The efficiency of measurement scheme Ss relative to scheme St is calculated as

$$ RE=\frac{\mathit{\operatorname{var}}{\left(\hat{\theta}\right)}_{S_t}}{\mathit{\operatorname{var}}{\left(\hat{\theta}\right)}_{S_s}}, $$
(6)

where the numerator and denominator are the variance of the treatment effect estimator obtained with schemes St and Ss, and s, t = 1, 2, 3, 4, 5, respectively. The inverse of the relative efficiency indicates how often measurement scheme Ss should be replicated to do as well as St. In most practical situations, relative efficiencies above 0.8 or 0.9 are favored. RE = 0.9 implies that a trial with scheme Ss should include \( \left(\frac{1}{0.9}-1\right)\times 100\%=11\% \) extra clusters to do as well as a trial with scheme St; for RE = 0.8 an increase of 25% is needed.

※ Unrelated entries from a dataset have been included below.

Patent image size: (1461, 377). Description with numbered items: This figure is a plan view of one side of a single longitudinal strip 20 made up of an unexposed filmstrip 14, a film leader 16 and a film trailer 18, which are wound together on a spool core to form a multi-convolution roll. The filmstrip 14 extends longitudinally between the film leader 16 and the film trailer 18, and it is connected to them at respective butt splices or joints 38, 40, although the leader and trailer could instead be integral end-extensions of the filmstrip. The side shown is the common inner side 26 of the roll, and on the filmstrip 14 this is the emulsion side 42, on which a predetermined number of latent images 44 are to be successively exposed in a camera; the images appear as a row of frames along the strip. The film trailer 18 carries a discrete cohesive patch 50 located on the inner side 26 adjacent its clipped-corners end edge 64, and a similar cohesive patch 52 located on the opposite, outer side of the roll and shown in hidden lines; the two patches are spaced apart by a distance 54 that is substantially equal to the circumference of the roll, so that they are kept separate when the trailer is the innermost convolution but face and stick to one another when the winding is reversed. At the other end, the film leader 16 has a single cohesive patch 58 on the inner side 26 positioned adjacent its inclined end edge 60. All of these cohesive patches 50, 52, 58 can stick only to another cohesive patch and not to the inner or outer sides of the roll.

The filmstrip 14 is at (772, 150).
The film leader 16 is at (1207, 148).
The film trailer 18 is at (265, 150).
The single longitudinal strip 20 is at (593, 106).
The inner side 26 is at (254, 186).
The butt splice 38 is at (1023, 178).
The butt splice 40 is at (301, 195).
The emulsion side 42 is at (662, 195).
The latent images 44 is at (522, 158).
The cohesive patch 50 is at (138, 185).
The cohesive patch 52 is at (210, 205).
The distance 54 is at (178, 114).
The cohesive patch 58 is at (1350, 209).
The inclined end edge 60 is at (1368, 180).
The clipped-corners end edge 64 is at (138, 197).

The two top panels of Fig. 3 show the efficiency of measurements schemes S2S5 relative to measurement scheme S1 as a function of the number of subjects per cluster-period m and for two different values of the number of weeks R. This figure holds for (ρ, 1 − r) = (0.025,0.05). As is obvious, lower efficiency is achieved when measurements are taken on fewer days. The relative efficiencies of measurement schemes S3 and S4 are almost the same, since both include four days. The lag between the first and the last day is larger for scheme S3 than for S4, and hence it has a slightly larger relative efficiency. A similar finding holds for longitudinal intervention studies with repeated measurements within subjects (Moerbeek, 2008): higher efficiency is achieved when study duration increases (while keeping the number of days constant). The loss in efficiency may be considerable: in most scenarios considered in Fig. 3 it is below 0.9, and in extreme cases it may be as low as 0.47.

Fig. 3
figure 3

Efficiency of the treatment effect estimator for various measurement schemes (separate lines) as compared to scheme 1 (top panels) and scheme 2 (bottom panels), as a function of the number of measurements per cluster-period m (horizontal axis) and the number of weeks R (separate panels). Intraclass correlation coefficient ρ = 0.025 and decay parameter 1 − r = 0.05

For any measurement scheme S2 through S5, the loss of efficiency is larger for small numbers of subjects per cluster-period m and for small numbers of weeks R. This is unfortunate since, as was shown in Fig. 2, the highest variance is achieved with the lowest number of subjects per cluster-period and lowest number of weeks. In other words, the combination (m, R) with highest variance suffers the most from not measuring on all seven days of the week.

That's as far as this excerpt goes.